Нет, мне жаль не жизни, я сожалею о крушении моих замыслов, так медленно зревших, так тщательно воздвигавшихся. Так провидение отвергло их, а я мнил, что они угодны ему! Значит, бог не дозволил, чтобы они исполнились!
Это бремя, которое я поднял, тяжелое, как мир, и которое я думал донести до конца, отвечало моим желаниям, но не моим силам; отвечало моей воле, но было не в моей власти, и мне приходится бросить его на полпути.
Так мне снова придется стать фаталистом, мне, которого четырнадцать лет отчаяния и десять лет надежды научили постигать провидение!
И все это, боже мой, только потому, что мое сердце, которое я считал мертвым, только оледенело; потому что оно проснулось, потому что оно забилось, потому что я но выдержал биения этого сердца, воскресшего в моей груди при звуке женского голоса!
Но не может быть, — продолжал граф, все сильнее растравляя свое воображение картинами предстоящего поединка, — не может быть, чтобы женщина с таким благородным сердцем хладнокровно обрекла меня на смерть, меня, полного жизни и сил! Не может быть, чтобы она так далеко зашла в своей материнской любви, или вернее, в материнском безумии! Есть добродетели, которые, переходя границы, обращаются в порок. Нет, она, наверное, разыграет какую-нибудь трогательную сцену, она бросится между нами, и то, что здесь было исполнено величия, на месте поединка будет смешно.

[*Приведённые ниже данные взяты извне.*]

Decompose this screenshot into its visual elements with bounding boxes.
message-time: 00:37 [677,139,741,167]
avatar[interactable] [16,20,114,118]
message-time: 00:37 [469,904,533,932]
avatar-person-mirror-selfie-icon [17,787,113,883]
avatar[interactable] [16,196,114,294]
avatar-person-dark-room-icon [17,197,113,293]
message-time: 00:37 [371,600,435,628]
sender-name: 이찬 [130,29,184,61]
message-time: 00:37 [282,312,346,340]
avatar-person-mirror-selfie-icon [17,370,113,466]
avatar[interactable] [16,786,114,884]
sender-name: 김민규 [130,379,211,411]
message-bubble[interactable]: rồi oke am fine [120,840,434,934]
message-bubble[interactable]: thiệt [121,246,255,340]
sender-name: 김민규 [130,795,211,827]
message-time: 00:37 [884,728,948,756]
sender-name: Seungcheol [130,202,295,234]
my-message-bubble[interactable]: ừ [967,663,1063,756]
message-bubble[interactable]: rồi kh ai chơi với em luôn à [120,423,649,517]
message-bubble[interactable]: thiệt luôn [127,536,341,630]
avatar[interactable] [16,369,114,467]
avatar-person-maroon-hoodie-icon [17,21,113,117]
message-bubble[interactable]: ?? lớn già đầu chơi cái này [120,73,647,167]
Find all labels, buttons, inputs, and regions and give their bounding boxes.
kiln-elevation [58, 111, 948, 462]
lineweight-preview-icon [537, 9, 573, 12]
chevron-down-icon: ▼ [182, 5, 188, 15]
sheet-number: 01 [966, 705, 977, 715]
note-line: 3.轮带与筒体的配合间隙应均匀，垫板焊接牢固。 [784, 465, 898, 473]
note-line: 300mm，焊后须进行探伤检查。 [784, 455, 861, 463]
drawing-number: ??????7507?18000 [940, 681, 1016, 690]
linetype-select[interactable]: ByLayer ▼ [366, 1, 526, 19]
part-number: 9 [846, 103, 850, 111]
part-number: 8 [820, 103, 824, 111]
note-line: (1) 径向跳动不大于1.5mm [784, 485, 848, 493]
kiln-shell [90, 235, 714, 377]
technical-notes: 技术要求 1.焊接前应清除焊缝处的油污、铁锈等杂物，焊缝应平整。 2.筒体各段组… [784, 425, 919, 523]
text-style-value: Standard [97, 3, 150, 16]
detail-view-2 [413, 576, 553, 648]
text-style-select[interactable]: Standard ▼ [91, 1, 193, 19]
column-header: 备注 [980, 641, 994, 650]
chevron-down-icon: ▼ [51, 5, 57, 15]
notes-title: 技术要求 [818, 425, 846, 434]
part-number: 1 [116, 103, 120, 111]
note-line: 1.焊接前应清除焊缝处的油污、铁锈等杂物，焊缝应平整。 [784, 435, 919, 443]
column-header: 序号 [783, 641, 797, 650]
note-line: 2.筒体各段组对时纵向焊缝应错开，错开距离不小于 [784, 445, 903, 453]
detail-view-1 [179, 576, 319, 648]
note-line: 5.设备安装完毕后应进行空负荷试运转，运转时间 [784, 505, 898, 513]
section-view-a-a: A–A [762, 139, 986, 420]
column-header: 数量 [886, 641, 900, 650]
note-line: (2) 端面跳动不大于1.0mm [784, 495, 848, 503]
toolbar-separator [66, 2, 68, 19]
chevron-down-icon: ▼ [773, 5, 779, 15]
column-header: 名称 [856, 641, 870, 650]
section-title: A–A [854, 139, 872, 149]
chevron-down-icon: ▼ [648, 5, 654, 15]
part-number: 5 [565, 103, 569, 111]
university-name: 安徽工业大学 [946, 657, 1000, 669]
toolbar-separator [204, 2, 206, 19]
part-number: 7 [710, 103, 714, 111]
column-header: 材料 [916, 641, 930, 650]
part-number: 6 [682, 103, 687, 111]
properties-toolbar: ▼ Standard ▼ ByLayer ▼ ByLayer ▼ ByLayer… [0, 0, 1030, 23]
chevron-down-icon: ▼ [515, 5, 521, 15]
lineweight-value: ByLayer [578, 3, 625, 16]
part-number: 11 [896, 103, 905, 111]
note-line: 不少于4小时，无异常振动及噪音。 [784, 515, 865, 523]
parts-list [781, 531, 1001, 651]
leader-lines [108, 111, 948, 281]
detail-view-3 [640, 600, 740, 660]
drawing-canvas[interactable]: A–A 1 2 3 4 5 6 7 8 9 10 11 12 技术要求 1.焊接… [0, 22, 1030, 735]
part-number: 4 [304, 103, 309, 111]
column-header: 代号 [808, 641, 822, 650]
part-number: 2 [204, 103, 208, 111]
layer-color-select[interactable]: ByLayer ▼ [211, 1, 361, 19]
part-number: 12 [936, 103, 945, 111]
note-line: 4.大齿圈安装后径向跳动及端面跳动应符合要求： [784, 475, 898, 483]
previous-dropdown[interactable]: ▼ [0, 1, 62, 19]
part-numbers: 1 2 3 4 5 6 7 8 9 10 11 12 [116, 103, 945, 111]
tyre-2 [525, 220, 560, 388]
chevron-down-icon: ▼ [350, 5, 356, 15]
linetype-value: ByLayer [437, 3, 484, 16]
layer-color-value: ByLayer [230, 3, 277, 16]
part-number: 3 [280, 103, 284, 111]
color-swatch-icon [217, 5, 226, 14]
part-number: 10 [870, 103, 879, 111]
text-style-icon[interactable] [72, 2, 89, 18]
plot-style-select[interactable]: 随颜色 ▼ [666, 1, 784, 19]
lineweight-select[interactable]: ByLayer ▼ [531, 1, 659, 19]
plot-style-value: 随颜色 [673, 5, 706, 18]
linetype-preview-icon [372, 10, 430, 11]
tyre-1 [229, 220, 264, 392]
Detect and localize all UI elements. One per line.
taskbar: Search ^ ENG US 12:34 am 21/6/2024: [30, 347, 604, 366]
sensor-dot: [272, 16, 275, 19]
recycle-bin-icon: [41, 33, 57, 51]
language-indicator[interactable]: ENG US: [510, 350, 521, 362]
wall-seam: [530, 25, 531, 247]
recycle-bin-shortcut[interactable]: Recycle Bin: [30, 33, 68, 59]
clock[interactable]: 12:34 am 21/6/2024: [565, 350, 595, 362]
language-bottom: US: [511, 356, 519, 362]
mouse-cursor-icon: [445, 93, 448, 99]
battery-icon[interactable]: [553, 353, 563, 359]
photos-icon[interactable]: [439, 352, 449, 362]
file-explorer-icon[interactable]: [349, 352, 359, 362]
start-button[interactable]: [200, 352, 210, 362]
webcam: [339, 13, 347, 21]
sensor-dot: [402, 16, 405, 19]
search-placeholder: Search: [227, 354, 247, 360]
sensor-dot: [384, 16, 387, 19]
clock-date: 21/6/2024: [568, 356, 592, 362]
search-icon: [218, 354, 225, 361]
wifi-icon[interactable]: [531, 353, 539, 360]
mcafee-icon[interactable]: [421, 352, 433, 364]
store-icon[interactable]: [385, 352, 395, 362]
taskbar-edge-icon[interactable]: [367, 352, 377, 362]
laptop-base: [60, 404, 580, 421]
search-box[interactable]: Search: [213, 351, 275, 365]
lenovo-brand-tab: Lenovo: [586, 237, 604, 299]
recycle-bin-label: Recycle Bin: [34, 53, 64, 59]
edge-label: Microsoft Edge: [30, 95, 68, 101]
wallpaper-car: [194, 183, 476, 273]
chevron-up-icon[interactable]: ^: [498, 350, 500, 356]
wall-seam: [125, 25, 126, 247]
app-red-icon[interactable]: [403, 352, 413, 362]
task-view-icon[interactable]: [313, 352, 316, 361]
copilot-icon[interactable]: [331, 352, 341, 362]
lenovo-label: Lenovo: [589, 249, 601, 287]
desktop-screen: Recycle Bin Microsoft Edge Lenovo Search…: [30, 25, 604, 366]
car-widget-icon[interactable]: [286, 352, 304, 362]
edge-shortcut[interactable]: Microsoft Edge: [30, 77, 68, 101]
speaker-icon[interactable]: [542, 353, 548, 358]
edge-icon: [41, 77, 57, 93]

И лицо графа покрылось краской оскорбленной гордости.
— Смешно, — повторил он, — и смешным окажусь я… Я — смешным! Нет, лучше умереть.
Так, рисуя себе самыми мрачными красками все то, на что он обрек себя, обещав Мерседес жизнь ее сына, граф повторял:
— Глупо, глупо, глупо — разыгрывать великодушие, изображая неподвижную мишень для пистолета этого мальчишки! Никогда он не поверит, что моя смерть была самоубийством, между тем честь моего имени (ведь это не тщеславие, господи, а только справедливая гордость!)… честь моего имени требует, чтобы люди знали, что я сам, по собственной воле, никем не понуждаемый, согласился остановить уже занесенную руку и что этой рукой, столь грозной для других, я поразил самого себя; так нужно, и так будет.
И, схватив перо, он достал из потайного ящика письменного стола свое завещание, составленное им после прибытия в Париж, и сделал приписку, из которой даже и наименее прозорливые люди могли понять истинную причину его смерти.
— Я делаю это, господь мой, — сказал он, подняв к небу глаза, столько же ради тебя, сколько ради себя. Десять лет я смотрел на себя как на орудие твоего отмщения, и нельзя, чтобы и другие негодяй, помимо этого Морсера, Данглар, Вильфор, да и сам Морсер вообразили, будто счастливый случай избавил их от врага. Пусть они, напротив, знают, что провидение, которое уже уготовило им возмездие, было остановлено только силой моей воли; что кара, которой они избегли здесь, ждет их на том свете и что для них только время заменилось вечностью.